[5] ; Bbangsaz

4.2K 136 13
                                    

G!P

***

Hanni POV

"Dari mana?"

Baru saja aku masuk ke dalam rumah, tapi aku sudah disuguhi sebuah pertanyaan saja. Aku segera memutar kepala hingga netraku menangkap wujud seseorang yang sedang duduk menyilang kaki dengan tangan kanan memainkan ponsel dan tangan kiri diletakan di atas sandaran sofa.

She's my Daddy. I mean, my sugar Daddy. Tapi, meskipun dia sugar Daddyku, dia adalah seorang perempuan secara visual, karena, sesuatu yang tersembunyi di balik celana bahannya adalah alasan utama mengapa aku diminta untuk memanggilnya dengan sebutan 'Daddy', bukan 'Mommy' atau apapun itu sebutannya.

"Tentu saja aku baru selesai bersekolah, Dad. Memangnya apa lagi?" tanyaku kesal dan tidak percaya. Sudah jelas-jelas seragam sekolah masih melekat pada tubuhku, tapi kenapa dia masih bertanya aku habis dari mana? Aneh.

Ya, meskipun aku tidak 100 persen benar-benar bersekolah, alias aku bolos dari pelajaran pertama sampai pelajaran terakhir―tapi, setidaknya, dia pasti tahu aku habis dari mana.

"Kau yakin?" dia malah berbalik bertanya padaku. Meski begitu, perhatiannya tetap tidak teralihkan dari ponsel di tangan, entah dia sedang melihat hal menarik apa di dalamnya, yang jelas aku tidak tahu.

"Ya, tentu saja," jawabku sedikit merasa aneh. Sebenarnya arah pembicaraannya ini ke mana? Aku sama sekali tidak mengerti.

"Kau benar-benar yakin?" tanyanya lagi. Seketika aku menyatukan kedua alisku dan berpikir. Hmm, aku merasa dia seolah sedang memastikan sesuatu. Pasti ada sesuatu yang tidak beres di sini.

Aku melunakan wajah, mencoba tetap terlihat tenang, "Ya, Dad. Aku serius, aku benar-benar yakin," jawabku, mencoba meyakinkannya melalui nada kesalku yang dibuat-buat.

"Bisakah aku―"

"Lihat jam, pukul berapa sekarang?" selanya memerintah. Tanpa sadar aku memutar bola mataku malas. Dia memang tipikal orang yang agak sulit digocek. Karena benar-benar sebal, aku akhirnya melihat jam yang ada di pergelangan tangan.

"Pukul 4 sore kurang 10 menit," ucapku malas.

"Oh ya?" tanyanya.

"Ya,"

"Benarkah?"

"Ya!"

"Tapi kenapa di ponselku, jam masih menunjukan pukul 3 sore?
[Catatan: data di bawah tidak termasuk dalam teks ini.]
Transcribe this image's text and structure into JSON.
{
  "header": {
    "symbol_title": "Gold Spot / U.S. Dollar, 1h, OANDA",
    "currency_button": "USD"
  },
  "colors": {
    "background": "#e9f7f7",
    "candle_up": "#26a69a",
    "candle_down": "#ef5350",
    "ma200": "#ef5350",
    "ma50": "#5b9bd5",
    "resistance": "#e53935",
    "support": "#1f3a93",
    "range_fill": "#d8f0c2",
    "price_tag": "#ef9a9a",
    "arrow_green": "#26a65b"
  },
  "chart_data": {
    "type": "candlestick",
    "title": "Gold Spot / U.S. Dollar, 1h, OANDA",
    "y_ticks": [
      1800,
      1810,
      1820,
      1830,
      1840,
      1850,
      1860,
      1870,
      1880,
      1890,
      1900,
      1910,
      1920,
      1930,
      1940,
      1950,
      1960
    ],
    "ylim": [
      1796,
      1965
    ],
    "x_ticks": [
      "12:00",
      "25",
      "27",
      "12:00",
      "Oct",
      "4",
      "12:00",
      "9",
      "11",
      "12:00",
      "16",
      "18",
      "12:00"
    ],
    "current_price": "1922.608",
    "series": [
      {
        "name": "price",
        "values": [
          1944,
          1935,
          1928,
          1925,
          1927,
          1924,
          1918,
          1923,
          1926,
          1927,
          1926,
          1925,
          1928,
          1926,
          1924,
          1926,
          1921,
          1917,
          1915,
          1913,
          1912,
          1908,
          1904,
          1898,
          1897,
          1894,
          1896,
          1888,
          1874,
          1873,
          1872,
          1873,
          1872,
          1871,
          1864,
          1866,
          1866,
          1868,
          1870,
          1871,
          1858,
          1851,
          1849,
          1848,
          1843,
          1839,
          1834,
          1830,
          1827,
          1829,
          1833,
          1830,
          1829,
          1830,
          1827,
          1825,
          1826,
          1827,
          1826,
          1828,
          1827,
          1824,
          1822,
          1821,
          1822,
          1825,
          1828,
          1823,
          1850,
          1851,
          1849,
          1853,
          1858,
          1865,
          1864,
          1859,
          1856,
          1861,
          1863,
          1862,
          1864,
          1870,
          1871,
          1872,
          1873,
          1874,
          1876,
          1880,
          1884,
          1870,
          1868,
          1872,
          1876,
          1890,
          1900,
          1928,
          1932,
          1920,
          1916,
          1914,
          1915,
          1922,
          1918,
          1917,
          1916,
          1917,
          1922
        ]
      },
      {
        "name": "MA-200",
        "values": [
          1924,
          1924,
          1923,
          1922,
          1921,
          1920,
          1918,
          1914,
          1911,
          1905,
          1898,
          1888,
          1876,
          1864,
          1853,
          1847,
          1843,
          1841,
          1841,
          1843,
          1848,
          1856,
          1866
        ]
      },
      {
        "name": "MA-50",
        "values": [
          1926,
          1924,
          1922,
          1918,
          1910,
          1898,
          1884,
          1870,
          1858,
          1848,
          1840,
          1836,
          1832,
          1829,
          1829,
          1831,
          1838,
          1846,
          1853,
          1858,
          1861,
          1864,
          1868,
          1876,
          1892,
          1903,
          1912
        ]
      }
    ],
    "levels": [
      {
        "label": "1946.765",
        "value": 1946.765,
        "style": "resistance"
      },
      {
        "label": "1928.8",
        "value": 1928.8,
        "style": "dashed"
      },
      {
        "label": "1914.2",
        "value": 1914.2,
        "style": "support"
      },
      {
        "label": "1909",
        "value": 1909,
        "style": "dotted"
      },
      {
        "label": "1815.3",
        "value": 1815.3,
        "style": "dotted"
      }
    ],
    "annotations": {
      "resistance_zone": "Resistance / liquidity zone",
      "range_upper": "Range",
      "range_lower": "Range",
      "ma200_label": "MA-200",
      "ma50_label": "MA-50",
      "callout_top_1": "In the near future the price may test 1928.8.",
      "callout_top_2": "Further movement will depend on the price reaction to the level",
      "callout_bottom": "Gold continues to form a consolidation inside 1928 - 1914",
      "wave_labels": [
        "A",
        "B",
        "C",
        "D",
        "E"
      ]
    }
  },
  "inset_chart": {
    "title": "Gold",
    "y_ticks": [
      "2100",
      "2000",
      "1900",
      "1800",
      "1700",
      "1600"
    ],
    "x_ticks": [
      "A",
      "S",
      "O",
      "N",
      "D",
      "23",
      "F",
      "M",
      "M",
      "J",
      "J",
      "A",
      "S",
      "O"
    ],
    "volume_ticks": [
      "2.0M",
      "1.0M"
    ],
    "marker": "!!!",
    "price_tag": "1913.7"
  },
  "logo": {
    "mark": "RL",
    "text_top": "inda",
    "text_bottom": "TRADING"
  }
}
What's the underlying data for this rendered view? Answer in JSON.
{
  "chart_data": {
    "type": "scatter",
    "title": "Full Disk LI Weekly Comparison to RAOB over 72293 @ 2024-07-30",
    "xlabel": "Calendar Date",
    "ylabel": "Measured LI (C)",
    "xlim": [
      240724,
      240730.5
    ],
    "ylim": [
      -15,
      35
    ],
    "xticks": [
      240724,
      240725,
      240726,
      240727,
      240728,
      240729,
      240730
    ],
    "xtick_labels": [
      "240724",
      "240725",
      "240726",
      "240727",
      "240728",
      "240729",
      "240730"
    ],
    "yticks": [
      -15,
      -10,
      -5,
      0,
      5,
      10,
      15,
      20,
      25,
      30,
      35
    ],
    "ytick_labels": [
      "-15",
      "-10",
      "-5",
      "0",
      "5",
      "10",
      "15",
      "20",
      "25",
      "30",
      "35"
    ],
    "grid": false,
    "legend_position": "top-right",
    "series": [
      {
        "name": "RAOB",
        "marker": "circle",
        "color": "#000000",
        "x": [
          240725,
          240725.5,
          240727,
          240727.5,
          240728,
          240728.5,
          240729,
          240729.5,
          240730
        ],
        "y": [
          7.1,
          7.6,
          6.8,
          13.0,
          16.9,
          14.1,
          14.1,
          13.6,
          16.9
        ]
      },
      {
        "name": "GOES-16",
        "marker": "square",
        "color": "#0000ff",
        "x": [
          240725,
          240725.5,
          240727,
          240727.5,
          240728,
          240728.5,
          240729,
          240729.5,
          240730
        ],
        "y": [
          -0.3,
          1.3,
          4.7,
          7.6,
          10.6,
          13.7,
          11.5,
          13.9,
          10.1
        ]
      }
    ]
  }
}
Coba lihat jam tanganmu dengan baik, jangan terburu-buru," nada suaranya terdengar santai, matanya bahkan masih terpaku pada ponsel.

Aku mengerang kesal dibuatnya. Kenapa dia malah menanyakan jam? Kenapa jam saja diributkan? Tapi, meski demikian, aku tetap menuruti ucapannya dan melihat jam tanganku lagi. Aku terus memerhatikan jamku dengan seksama, dan jelas sekali terlihat jikalau jarum jam tanganku bergerak dengan lambat dan tetap berada di tempat.

Jamku mati.

Damn it! Ternyata benar, memang tidak ada yang beres di sini. Itu artinya, aku pulang setengah jam lebih cepat dari jadwal pulang sekolahku. Sial, sial, sial! Kalau tahu begini, aku lebih baik melihat jam di dalam ponselku yang ada di dalam tas saja.

"Itu artinya..." aku berjengit kaget saat dia bersuara, "Kau bolos...(?)"

Aku menunduk saat mata tajamnya sudah teralihkan dari ponselnya menuju ke arahku. Urgh, tatapan itu terasa sangat mengerikan, dingin, dan kejam. Jujur, dia baik dan tenang, tapi jika sudah kesal dan marah, maka Kim Minji yang aku kenal akan pergi, digantikan oleh Kim Minji yang sama sekali tidak aku kenal.